The infamous Fooses Creek drop-in. Yep, it's as steep and gnarly as the reports.
 There was a bikepacking rig lying near the sign, but no rider in sight. I figured it was a CT through rider taking care of morning 'chores'. A few minutes later he caught up to me at the Green's Creek junction. Sure enough he was riding the full CT, on day9 out of Durango. The CT is on my short list on long distance trails to ride. This trip only further sparked my interest.
Again, on an online recommendation I stayed on the Crest trail until the singletrack turned back to gravel. I was now 9.25 miles in and a little over my time estimate.
 So far the only person I saw was the CT through rider. A few people left the parking area before me. I anticipated seeing some shuttle riders on the return. I was also not looking forward to what I thought would be an extended HAB after flying down a moondust layered steep descent to Green's Creek trail. The return started with a 1 1/2 mile climb back up to the Agate Creek trail split.
This Pika came out to say 'hi' only a few feet from me. K was very pleased with this picture!!
The tailend of a shuttle train of 12 riders approaching. I am happy to say I cleaned this climb going the other way. My legs & lungs had come around from that first ride in Breck. Amazing what 24 hours spent at elevation will do for you.
To my surprise, I rode most of the potential HAB section. Again, stoked to do so.
I didn't want it to end.
Clouds were building, getting darker by the minute, but no thunder.
 I was very surprised to see a steady flow of riders coming at me as the clouds darkened. This isn't exactly a safe place to be if/when the weather turns. YOU are the lightning rod above treeline!!
Chalk another one off the list!!

It was now 11:30am, gotta get moving. We stopped for a nice lunch in Gunnison and I couldn't help but think of all the incredible trails nearby in Crested Butte and Hartman Rocks. Some other time.

Our next stop would be the Black Canyon of the Gunnison National Park. Quite a mouthful, but it's a relatively small National Park that probably doesn't get a ton of visitation due to its remote location. Once again the park pass came in handy as we were going to do a quick Griswoldesque driveby.
Blue Mesa reservoir goes on for miles.
Make the detour if you're nearby.
Gunnison River slicing through the rock.
Painted Wall and the Dragon.
NE view along Painted Wall.
This rock has eyes!!
Twisting in the wind.
Gassed up in Montrose we were finally set for the big push home taking the Telluride route since it only has one mountain pass. The San Juans are a stunning mountain range. Littered with 14ers, they stab at the sky.
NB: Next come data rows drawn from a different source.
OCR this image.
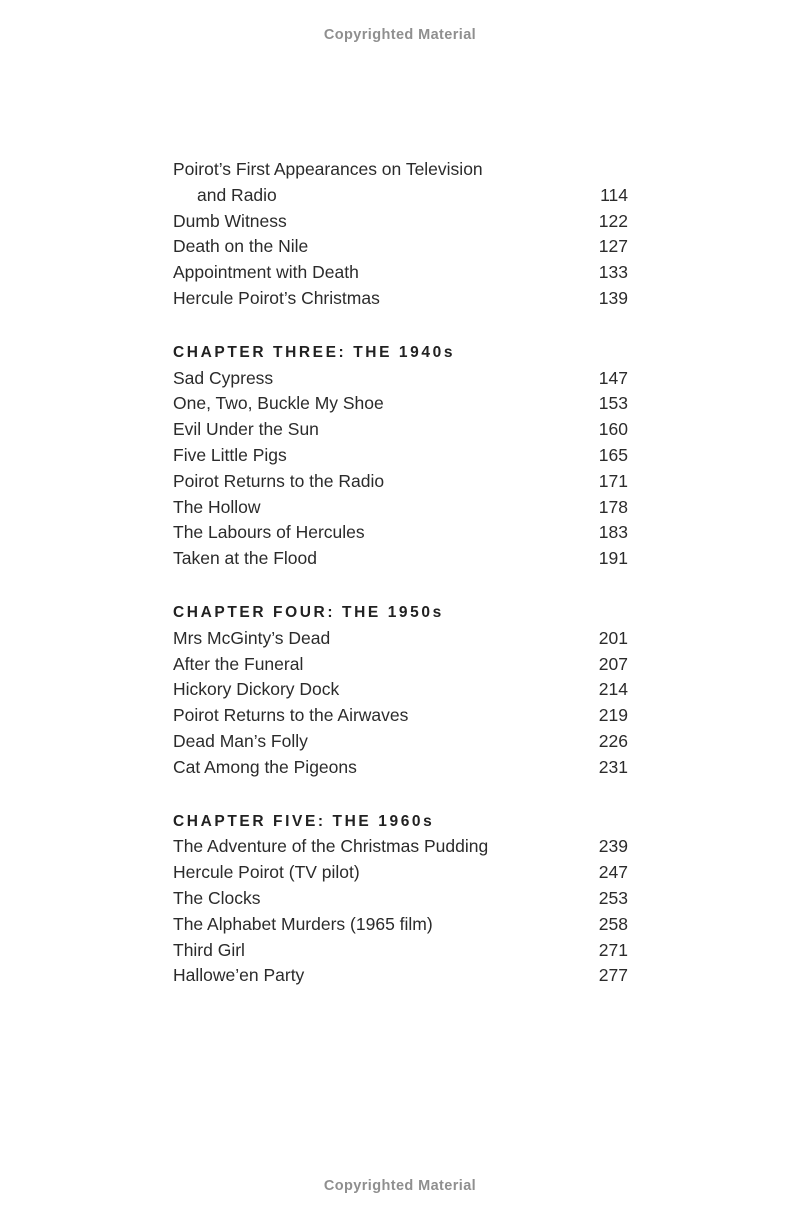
Copyrighted Material
Poirot’s First Appearances on Television
and Radio	114
Dumb Witness	122
Death on the Nile	127
Appointment with Death	133
Hercule Poirot’s Christmas	139
CHAPTER THREE: THE 1940s
Sad Cypress	147
One, Two, Buckle My Shoe	153
Evil Under the Sun	160
Five Little Pigs	165
Poirot Returns to the Radio	171
The Hollow	178
The Labours of Hercules	183
Taken at the Flood	191
CHAPTER FOUR: THE 1950s
Mrs McGinty’s Dead	201
After the Funeral	207
Hickory Dickory Dock	214
Poirot Returns to the Airwaves	219
Dead Man’s Folly	226
Cat Among the Pigeons	231
CHAPTER FIVE: THE 1960s
The Adventure of the Christmas Pudding	239
Hercule Poirot (TV pilot)	247
The Clocks	253
The Alphabet Murders (1965 film)	258
Third Girl	271
Hallowe’en Party	277
Copyrighted Material
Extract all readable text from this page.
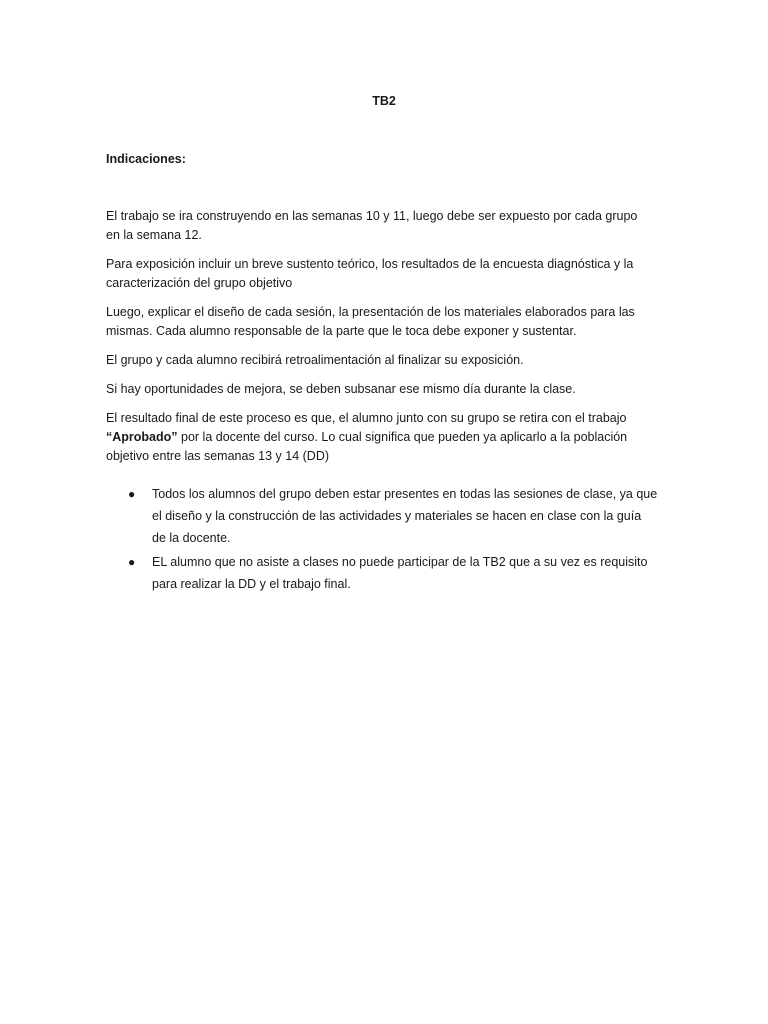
TB2
Indicaciones:

El trabajo se ira construyendo en las semanas 10 y 11, luego debe ser expuesto por cada grupo en la semana 12.

Para exposición incluir un breve sustento teórico, los resultados de la encuesta diagnóstica y la caracterización del grupo objetivo

Luego, explicar el diseño de cada sesión, la presentación de los materiales elaborados para las mismas. Cada alumno responsable de la parte que le toca debe exponer y sustentar.

El grupo y cada alumno recibirá retroalimentación al finalizar su exposición.

Si hay oportunidades de mejora, se deben subsanar ese mismo día durante la clase.

El resultado final de este proceso es que, el alumno junto con su grupo se retira con el trabajo “Aprobado” por la docente del curso. Lo cual significa que pueden ya aplicarlo a la población objetivo entre las semanas 13 y 14 (DD)

● Todos los alumnos del grupo deben estar presentes en todas las sesiones de clase, ya que el diseño y la construcción de las actividades y materiales se hacen en clase con la guía de la docente.
● EL alumno que no asiste a clases no puede participar de la TB2 que a su vez es requisito para realizar la DD y el trabajo final.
I eagerly yearn for more time here.
Near Ridgway, CO.
Coming into the Telluride turnoff.
This was only my second time through here outside of winter.
The final pass in CO before exiting to the high desert around Cortez.
Lizared Head.
We made it to the New Mexico line as the final rays of light dissipated. A quick food/gas stop in Gallup, NM and our Four Corners tour was almost complete. We eventually arrived home at 2:30am, some 22 1/2 hours after we left Breck. I'd gladly trade a few hours of sleep for our detours today.

Thanks again to Jeff & Nancy for the invite, it was a great getaway. Here's Jeff's recap of racing the Breck Epic. Nancy ended up on the podium with a 4th place SS finish too - awesome!! Rolf took a nasty fall during the week, but a race photographer happened to catch him at the finish. The resulting photo is now circulating the published writeups and he's quickly becoming 'the face' of the 2015 Breck Epic!!

This trip has given me the confidence going forward that I can successfully ride long distances above 11k. Well done ColoRADo, well done.